Tout cela se produit alors qu’Israël est censé être engagé dans une guerre d’expansion en Syrie et au Liban, une guerre visant à mettre fin de manière décisive à la question palestinienne, une guerre visant à s’affirmer comme la seule puissance hégémonique au Moyen-Orient. Un coup d’État à l’intérieur du pays et une guerre sans fin.

Et pourtant, même ces protestations, bien que fragiles et fracturées, ne parviennent pas à réhabiliter la figure de l’innocence dans l’imaginaire israélien.

Les manifestants de Beit Lahia qui appellent à la fin de la guerre, qui dénoncent le génocide et le Hamas, ne sont pas perçus comme des voix extérieures au domaine de la culpabilité, comme des personnes aspirant à une vie sans la menace de la mort. Leur apparition n’interrompt pas le récit de la culpabilité collective palestinienne qu’Israël a soigneusement entretenu pendant cette guerre ; au contraire, il le recode.

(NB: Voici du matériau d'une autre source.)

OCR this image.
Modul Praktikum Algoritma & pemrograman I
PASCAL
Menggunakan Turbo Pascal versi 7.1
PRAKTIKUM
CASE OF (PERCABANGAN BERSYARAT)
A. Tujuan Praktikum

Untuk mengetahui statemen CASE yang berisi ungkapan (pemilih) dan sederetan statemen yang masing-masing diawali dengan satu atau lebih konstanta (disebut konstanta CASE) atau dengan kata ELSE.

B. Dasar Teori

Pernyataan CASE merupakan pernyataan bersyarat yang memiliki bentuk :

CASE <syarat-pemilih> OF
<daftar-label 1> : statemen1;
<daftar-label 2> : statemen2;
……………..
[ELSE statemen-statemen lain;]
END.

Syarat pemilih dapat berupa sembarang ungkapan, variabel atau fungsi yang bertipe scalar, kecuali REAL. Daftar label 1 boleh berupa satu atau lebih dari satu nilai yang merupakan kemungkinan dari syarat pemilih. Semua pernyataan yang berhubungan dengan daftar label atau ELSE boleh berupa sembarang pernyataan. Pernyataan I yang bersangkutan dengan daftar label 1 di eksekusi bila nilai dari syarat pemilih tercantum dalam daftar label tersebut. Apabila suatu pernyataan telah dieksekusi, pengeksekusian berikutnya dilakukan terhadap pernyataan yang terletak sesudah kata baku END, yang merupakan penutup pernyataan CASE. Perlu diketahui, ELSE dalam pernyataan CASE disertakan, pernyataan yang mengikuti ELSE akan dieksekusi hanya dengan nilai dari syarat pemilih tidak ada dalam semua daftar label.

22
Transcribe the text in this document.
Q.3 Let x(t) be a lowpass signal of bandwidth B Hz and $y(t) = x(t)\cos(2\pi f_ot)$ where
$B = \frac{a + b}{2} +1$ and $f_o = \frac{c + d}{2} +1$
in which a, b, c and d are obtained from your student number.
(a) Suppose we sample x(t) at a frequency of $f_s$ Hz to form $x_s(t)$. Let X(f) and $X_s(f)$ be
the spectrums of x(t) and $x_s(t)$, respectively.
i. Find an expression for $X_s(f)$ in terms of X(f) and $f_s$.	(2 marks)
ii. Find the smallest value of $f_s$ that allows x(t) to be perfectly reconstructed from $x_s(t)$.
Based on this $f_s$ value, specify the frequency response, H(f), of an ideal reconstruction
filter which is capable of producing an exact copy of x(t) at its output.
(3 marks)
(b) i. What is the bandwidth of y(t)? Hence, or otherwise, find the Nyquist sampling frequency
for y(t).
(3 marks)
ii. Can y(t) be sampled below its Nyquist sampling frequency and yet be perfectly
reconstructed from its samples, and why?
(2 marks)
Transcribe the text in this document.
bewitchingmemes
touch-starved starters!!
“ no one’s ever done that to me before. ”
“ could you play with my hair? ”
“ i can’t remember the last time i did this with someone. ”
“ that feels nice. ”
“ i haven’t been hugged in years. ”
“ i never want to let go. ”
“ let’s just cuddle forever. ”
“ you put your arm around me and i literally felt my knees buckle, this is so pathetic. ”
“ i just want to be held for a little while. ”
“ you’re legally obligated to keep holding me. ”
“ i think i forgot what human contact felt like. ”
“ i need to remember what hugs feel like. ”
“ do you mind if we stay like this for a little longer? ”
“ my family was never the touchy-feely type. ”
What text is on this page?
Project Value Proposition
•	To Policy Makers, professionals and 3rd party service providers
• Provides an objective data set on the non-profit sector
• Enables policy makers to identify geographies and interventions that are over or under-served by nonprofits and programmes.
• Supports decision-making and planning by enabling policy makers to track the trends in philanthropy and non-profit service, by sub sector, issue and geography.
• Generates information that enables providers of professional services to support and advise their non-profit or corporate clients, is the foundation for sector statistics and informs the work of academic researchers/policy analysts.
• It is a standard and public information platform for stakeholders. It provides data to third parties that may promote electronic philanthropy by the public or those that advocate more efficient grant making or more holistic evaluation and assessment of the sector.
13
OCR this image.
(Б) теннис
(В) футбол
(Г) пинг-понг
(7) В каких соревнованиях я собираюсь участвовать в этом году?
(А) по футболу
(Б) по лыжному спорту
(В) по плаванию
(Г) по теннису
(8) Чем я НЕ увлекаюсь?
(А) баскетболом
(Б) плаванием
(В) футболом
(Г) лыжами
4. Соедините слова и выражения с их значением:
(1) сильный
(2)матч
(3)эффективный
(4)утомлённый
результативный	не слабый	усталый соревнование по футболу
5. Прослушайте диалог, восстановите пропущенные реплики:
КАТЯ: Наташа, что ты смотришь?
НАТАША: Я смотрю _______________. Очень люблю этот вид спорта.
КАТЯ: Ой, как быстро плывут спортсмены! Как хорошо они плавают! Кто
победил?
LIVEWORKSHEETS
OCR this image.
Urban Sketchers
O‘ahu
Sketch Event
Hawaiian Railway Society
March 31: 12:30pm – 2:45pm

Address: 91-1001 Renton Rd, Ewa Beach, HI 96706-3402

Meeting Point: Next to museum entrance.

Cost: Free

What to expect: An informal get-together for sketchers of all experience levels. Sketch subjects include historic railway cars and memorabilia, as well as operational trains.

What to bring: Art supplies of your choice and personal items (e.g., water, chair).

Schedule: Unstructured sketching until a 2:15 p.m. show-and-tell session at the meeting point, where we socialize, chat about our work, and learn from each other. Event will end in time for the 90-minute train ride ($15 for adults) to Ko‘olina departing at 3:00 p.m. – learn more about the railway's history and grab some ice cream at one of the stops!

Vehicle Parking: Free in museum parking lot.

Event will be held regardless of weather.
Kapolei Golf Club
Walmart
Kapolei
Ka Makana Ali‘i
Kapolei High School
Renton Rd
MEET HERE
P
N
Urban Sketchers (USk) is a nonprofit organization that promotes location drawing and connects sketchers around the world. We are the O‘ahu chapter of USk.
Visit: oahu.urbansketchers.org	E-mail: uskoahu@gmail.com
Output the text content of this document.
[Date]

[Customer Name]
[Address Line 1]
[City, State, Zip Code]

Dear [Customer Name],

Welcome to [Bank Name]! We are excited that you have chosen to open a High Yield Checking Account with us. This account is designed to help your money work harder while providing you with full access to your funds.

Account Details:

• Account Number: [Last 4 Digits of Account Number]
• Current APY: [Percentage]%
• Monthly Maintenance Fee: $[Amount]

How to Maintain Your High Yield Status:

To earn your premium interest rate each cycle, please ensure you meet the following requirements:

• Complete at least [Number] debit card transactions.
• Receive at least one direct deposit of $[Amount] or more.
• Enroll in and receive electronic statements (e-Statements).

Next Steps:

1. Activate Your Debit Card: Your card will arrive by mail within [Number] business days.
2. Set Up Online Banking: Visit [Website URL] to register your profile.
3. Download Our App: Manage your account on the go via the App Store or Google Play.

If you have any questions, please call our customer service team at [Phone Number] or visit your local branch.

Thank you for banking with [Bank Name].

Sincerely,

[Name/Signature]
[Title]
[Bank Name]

Dans le discours israélien, ils ne sont pas présentés comme des victimes mais comme des collaborateurs potentiels – des Palestiniens prêts à trahir les leurs, à confesser l’erreur de la résistance, à s’agenouiller devant le pouvoir.

Le spectacle de la capitulation devient la preuve ultime de la culpabilité : non pas la culpabilité d’avoir combattu, mais la culpabilité d’avoir toujours refusé de se soumettre.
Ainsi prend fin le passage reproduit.